Federal Reserve Chairman Ben S. Bernanke said the central bank still has a range of options to further boost the economic recovery.
There are “different types of purchase programs that could include Treasuries, or could include Treasuries and mortgage- backed securities,” Bernanke said during congressional testimony today in response to questions from Senator Bob Corker, a Tennessee Republican.
“We could use our discount window for lending purposes,” Bernanke said, and the Fed could also “use communications to talk about our future plans.” Bernanke mentioned a final option, cutting the interest rate the Fed pays to banks on the reserves they hold at the Fed, currently 0.25 percent.
“A possibility that we have discussed in the past is cutting the interest rate on excess reserves,” he said.
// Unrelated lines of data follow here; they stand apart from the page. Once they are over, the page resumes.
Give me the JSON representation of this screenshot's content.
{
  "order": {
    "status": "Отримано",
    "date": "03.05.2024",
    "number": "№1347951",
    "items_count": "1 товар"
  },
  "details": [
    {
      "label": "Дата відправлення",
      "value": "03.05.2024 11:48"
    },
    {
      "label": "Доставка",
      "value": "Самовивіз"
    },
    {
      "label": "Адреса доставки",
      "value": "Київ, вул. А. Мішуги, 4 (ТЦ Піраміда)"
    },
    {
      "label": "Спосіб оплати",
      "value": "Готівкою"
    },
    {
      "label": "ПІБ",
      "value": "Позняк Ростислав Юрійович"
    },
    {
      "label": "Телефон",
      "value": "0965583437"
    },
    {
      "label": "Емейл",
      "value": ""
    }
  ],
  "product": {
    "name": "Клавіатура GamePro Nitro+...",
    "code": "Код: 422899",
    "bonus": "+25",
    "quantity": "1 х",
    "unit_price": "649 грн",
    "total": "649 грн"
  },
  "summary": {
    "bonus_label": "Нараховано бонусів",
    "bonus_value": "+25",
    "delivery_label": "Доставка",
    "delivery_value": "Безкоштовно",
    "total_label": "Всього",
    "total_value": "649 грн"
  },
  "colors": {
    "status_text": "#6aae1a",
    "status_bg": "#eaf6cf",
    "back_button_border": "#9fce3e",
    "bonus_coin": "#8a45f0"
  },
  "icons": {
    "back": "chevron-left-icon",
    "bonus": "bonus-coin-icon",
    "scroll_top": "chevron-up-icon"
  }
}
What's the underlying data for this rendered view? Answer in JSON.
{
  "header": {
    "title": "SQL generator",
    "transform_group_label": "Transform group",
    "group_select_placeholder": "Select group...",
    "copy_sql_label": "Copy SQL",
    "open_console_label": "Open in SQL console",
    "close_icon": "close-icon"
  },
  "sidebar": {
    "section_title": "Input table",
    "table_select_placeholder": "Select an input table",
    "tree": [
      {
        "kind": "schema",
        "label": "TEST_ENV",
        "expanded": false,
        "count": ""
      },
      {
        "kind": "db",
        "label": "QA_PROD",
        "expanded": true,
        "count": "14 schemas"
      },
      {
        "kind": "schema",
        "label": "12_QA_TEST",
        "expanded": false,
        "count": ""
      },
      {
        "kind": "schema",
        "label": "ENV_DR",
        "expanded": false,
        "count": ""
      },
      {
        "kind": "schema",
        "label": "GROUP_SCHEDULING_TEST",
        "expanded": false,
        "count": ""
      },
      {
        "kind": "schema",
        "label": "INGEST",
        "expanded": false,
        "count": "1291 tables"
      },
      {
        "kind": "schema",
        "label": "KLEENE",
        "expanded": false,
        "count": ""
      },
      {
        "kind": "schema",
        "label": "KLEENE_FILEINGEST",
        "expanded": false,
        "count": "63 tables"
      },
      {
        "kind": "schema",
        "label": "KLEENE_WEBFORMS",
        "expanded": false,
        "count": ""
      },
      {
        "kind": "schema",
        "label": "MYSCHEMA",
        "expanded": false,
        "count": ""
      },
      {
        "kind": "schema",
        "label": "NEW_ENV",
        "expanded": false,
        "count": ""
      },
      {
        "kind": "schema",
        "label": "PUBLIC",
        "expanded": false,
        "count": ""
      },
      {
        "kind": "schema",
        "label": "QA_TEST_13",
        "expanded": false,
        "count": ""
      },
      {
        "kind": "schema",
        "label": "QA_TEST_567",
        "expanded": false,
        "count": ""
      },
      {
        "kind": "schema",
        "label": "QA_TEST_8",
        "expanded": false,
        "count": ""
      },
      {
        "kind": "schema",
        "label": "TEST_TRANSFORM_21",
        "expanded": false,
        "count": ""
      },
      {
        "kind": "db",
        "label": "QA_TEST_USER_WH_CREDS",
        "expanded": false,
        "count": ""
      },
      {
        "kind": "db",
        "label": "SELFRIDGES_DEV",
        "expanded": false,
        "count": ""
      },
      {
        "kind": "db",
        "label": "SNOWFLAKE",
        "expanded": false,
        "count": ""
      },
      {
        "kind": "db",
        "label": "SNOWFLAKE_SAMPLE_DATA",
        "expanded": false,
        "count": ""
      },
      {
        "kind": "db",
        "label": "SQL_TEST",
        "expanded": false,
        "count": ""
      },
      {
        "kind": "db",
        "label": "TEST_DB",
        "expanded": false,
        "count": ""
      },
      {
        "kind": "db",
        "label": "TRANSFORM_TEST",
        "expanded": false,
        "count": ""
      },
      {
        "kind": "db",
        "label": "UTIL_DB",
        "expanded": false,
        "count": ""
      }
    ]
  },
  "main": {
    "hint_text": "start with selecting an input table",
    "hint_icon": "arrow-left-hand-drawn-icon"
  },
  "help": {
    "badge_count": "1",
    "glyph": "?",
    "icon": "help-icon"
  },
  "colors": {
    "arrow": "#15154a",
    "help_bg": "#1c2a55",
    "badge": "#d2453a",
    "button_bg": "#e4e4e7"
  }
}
Bernanke did not say that any option was imminent and he said that each has costs and benefits.
“There’s a range of views about the efficacy of these programs,” he said. “There’s also questions about side effects and risks that may be associated with their use,” Bernanke said. “Therefore they should be not be used lightly.”
The Fed has held interest rates near zero since December 2008 and purchased $2.3 trillion of securities in two rounds of large-scale asset purchases known as quantitative easing. The Fed’s extension of Operation Twist to the end of 2012 will exchange $667 billion of short-term debt for longer-term securities.
Operation Twist has been “effective in easing financial conditions and promoting strength in the economy” and asset purchases known as quantitative easing have “also contributed to economic growth,” Bernanke said.